A workflow product wants two things that quietly fight each other: a visual graph anyone can read, and code a model can author and a team can review. The tempting answer is to let you edit both and keep them in sync. I tried that. It's a tar pit.
The honest version is unidirectional. The code is the source of truth. The graph is a read-only view, generated by reading the code itself. "Editing the graph" isn't a second authority — it's an editor command that writes the change back into the code, then re-reads it. One arrow, not two.
This isn't a new lesson; it's a 20-year-old one. Round-tripping a diagram and its code — the UML model/code sync dream — "typically fails after two or three iterations and leaves the diagram and code in a bad state." Behavioral round-trip is literally called a myth: loops, conditionals and parallelism don't survive a faithful trip through a node graph. So the serious runtimes all quietly chose one direction — Temporal, Restate, Inngest, Mastra, Cloudflare: author in code, derive the picture.
Cloudflare shipped exactly this and said why: their workflows "are just code" — Promises, loops, conditionals, nested in functions — so they parse the AST at deploy time to statically generate a read-only diagram. A declarative drag-and-drop builder simply can't represent that control flow. It's not my theory; it's a production architecture from a vendor with no reason to agree with me.
The reason it matters more now is that the author changed. The author is a model. And a model writes a typed function far more reliably than it writes a JSON graph: types give it a contract to satisfy and a compiler to catch it, where a JSON-DSL gives it a thousand ways to be subtly, validly wrong. In my own benchmarks the same model wrote workflows as typed code at a meaningfully higher pass rate, using a fraction of the tokens.

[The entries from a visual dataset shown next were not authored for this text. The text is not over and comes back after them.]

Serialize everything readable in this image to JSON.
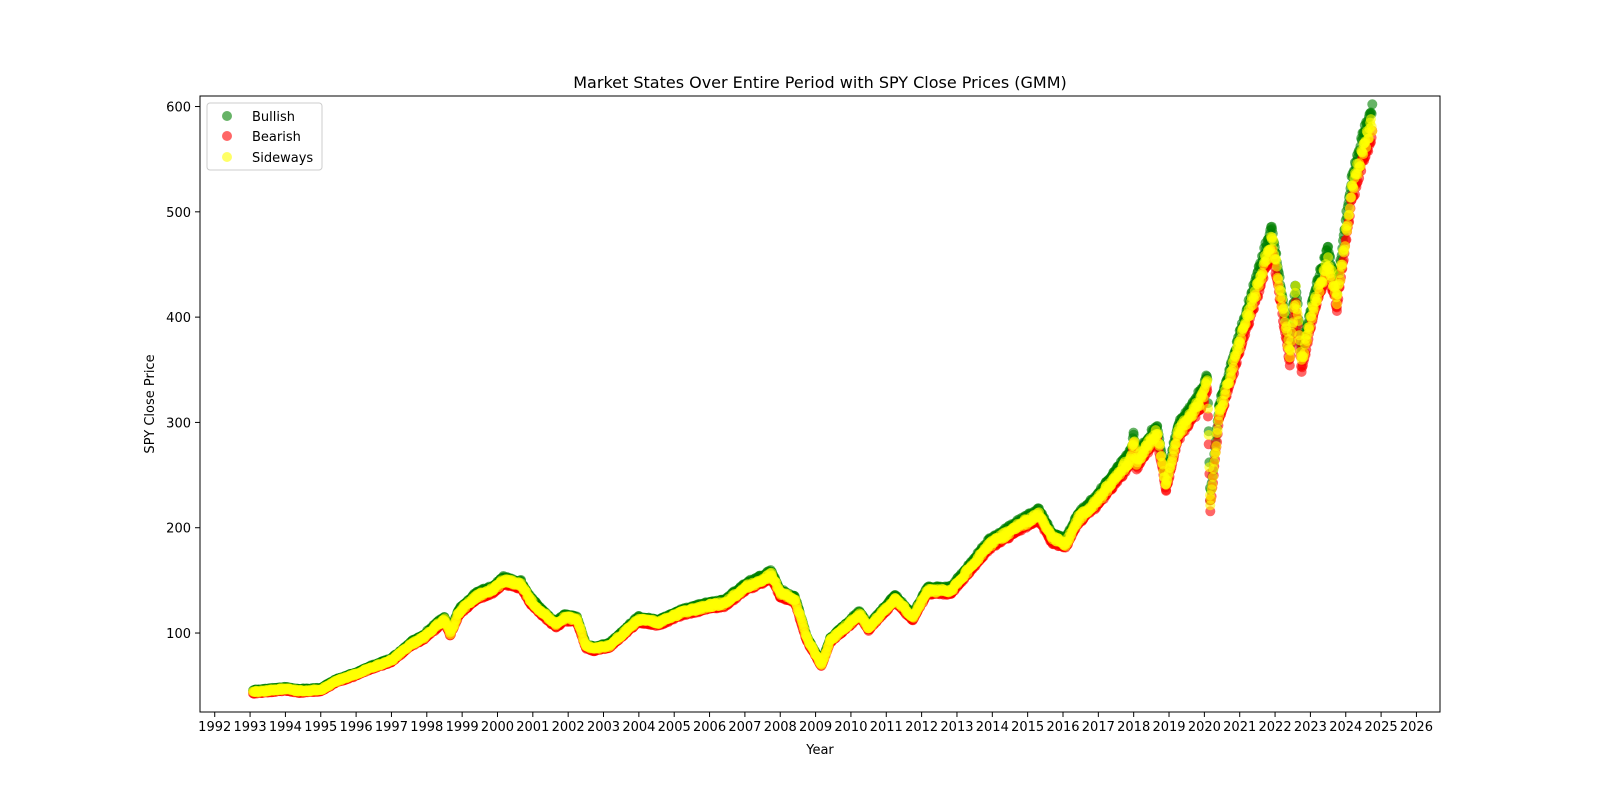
{
  "chart_data": {
    "type": "scatter",
    "title": "Market States Over Entire Period with SPY Close Prices (GMM)",
    "xlabel": "Year",
    "ylabel": "SPY Close Price",
    "xlim": [
      "1991-08-01",
      "2026-09-01"
    ],
    "ylim": [
      25,
      610
    ],
    "x_ticks": [
      "1992",
      "1993",
      "1994",
      "1995",
      "1996",
      "1997",
      "1998",
      "1999",
      "2000",
      "2001",
      "2002",
      "2003",
      "2004",
      "2005",
      "2006",
      "2007",
      "2008",
      "2009",
      "2010",
      "2011",
      "2012",
      "2013",
      "2014",
      "2015",
      "2016",
      "2017",
      "2018",
      "2019",
      "2020",
      "2021",
      "2022",
      "2023",
      "2024",
      "2025",
      "2026"
    ],
    "y_ticks": [
      100,
      200,
      300,
      400,
      500,
      600
    ],
    "grid": false,
    "legend_position": "top-left",
    "colors": {
      "Bullish": "#008000",
      "Bearish": "#ff0000",
      "Sideways": "#ffff00"
    },
    "point_alpha": 0.6,
    "price_path": [
      [
        "1993-02",
        44
      ],
      [
        "1993-06",
        45
      ],
      [
        "1994-01",
        47
      ],
      [
        "1994-06",
        45
      ],
      [
        "1995-01",
        46
      ],
      [
        "1995-06",
        54
      ],
      [
        "1996-01",
        61
      ],
      [
        "1996-06",
        67
      ],
      [
        "1997-01",
        74
      ],
      [
        "1997-08",
        90
      ],
      [
        "1997-12",
        96
      ],
      [
        "1998-07",
        113
      ],
      [
        "1998-09",
        100
      ],
      [
        "1998-12",
        120
      ],
      [
        "1999-06",
        135
      ],
      [
        "1999-12",
        142
      ],
      [
        "2000-03",
        150
      ],
      [
        "2000-09",
        146
      ],
      [
        "2000-12",
        132
      ],
      [
        "2001-04",
        120
      ],
      [
        "2001-09",
        108
      ],
      [
        "2001-12",
        115
      ],
      [
        "2002-04",
        113
      ],
      [
        "2002-07",
        88
      ],
      [
        "2002-10",
        85
      ],
      [
        "2003-03",
        88
      ],
      [
        "2003-09",
        103
      ],
      [
        "2004-01",
        113
      ],
      [
        "2004-08",
        110
      ],
      [
        "2005-03",
        119
      ],
      [
        "2006-01",
        126
      ],
      [
        "2006-06",
        128
      ],
      [
        "2007-01",
        143
      ],
      [
        "2007-10",
        155
      ],
      [
        "2008-01",
        138
      ],
      [
        "2008-06",
        132
      ],
      [
        "2008-10",
        95
      ],
      [
        "2009-03",
        70
      ],
      [
        "2009-06",
        93
      ],
      [
        "2010-04",
        118
      ],
      [
        "2010-07",
        105
      ],
      [
        "2011-04",
        133
      ],
      [
        "2011-10",
        115
      ],
      [
        "2012-03",
        140
      ],
      [
        "2012-11",
        140
      ],
      [
        "2013-12",
        184
      ],
      [
        "2014-12",
        205
      ],
      [
        "2015-05",
        212
      ],
      [
        "2015-09",
        192
      ],
      [
        "2016-02",
        185
      ],
      [
        "2016-06",
        208
      ],
      [
        "2017-01",
        227
      ],
      [
        "2017-12",
        266
      ],
      [
        "2018-01",
        284
      ],
      [
        "2018-02",
        263
      ],
      [
        "2018-09",
        291
      ],
      [
        "2018-12",
        240
      ],
      [
        "2019-04",
        290
      ],
      [
        "2019-12",
        322
      ],
      [
        "2020-02",
        338
      ],
      [
        "2020-03",
        222
      ],
      [
        "2020-06",
        308
      ],
      [
        "2021-01",
        375
      ],
      [
        "2021-12",
        475
      ],
      [
        "2022-06",
        365
      ],
      [
        "2022-08",
        425
      ],
      [
        "2022-10",
        357
      ],
      [
        "2023-02",
        410
      ],
      [
        "2023-07",
        455
      ],
      [
        "2023-10",
        418
      ],
      [
        "2024-03",
        520
      ],
      [
        "2024-07",
        560
      ],
      [
        "2024-10",
        584
      ]
    ]
  }
}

This isn't only my data. In a peer-reviewed comparison across seventeen models, code actions beat JSON actions by up to 20% success with about 30% fewer tokens; and forcing a model into a rigid grammar measurably lowers its reasoning, because the grammar can't hold the intermediate steps. Let the model write typed code and let the compiler be the hard gate — you get higher quality, lower cost, and a real contract instead of a hope-it's-valid blob.
So the visual graph earns its place as a lens, not a form. You read it to understand; you don't fight it to edit. The edit lands in the code, where the type system, the diff, and the review already live. The picture follows.
The discipline is to never let the picture become an authority. The moment you can edit both, you've signed up to keep two truths in sync forever — and the model, the compiler, and your future self all pay the interest.